C’est LE succès surprise de la fin d’année dernière : la dramaturgie de l’élection d’un nouveau Pape, concoctée par le cinéaste allemand Edward Berger (à qui l’on doit l’excellente nouvelle adaptation d’À l’Ouest, rien de nouveau, sorti en 2022, sur la plateforme au grand N).
Il s’attaque donc, avec ce nouveau projet, à une nouvelle adaptation d’un roman de Robert Harris, un auteur anglais, spécialiste du roman historique, avec un soupçon d’espionnage, très prisé par le monde du Cinéma (Enigma (2001) de Michael Apted, The Ghost Writer (2010) et J’accuse (2019) de Roman Polanski, ou encore L’Étau de Munich (2021) de Christian Schwochow).
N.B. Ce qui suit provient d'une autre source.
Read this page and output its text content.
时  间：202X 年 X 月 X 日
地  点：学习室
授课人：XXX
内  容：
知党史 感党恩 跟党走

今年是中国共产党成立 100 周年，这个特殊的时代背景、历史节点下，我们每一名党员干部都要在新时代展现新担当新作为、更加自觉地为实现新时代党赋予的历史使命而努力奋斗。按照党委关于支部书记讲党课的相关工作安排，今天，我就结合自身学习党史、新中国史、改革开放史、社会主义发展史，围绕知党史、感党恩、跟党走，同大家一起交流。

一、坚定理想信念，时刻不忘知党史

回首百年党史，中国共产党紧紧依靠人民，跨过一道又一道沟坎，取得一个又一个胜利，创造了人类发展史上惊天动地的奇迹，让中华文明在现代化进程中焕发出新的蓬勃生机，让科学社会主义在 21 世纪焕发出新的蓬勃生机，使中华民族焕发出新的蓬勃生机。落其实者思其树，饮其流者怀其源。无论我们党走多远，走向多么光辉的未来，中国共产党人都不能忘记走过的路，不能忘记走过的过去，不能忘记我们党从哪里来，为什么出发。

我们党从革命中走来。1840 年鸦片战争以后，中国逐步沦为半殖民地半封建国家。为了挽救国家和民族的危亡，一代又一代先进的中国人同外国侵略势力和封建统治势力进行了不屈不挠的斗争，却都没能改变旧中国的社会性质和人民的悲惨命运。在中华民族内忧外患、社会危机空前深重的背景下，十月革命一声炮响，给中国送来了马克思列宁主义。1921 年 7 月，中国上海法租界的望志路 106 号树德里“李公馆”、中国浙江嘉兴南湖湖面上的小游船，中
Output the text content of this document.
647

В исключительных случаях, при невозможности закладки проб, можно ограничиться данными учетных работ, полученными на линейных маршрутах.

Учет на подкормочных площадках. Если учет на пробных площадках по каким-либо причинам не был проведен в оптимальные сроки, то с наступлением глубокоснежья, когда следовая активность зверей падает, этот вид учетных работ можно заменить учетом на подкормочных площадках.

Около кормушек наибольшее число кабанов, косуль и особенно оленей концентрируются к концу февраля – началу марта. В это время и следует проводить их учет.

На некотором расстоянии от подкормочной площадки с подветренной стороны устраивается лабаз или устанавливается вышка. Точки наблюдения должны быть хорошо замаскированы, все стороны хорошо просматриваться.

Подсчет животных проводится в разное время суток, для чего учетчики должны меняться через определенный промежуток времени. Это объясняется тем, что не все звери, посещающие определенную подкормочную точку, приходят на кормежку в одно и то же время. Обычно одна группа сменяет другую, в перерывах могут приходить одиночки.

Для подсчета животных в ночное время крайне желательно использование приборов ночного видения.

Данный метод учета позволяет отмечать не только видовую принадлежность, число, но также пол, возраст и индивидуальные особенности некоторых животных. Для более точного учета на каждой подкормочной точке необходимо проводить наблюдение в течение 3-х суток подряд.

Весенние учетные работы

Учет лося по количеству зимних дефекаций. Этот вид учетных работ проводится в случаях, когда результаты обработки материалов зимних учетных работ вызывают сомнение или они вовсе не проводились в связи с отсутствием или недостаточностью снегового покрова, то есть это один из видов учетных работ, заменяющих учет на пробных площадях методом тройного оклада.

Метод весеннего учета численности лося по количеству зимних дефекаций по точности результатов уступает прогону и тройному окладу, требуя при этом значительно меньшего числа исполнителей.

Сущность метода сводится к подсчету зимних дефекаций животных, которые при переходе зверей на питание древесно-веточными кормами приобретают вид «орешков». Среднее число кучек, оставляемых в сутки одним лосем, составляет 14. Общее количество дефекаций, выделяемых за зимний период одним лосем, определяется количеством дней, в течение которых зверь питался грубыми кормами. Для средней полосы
En revanche ici, pas d’ambiance guerrière et d’opérations menées par les services de renseignements : nous voilà plongés au cœur de la cité vaticane et de l’un de ses rituels les plus secrets : le Conclave.
Dès les premières secondes, on sent que l’heure est grave : le buste du cardinal Lawrence (Ralph Fiennes, photo) apparaît de dos, marchant nerveusement dans les rues de Rome, au son du Cristal Baschet (une sorte de « piano » constitué de tiges de verre, conçu par les frères du même nom), choisi par le compositeur Velter Beltermann.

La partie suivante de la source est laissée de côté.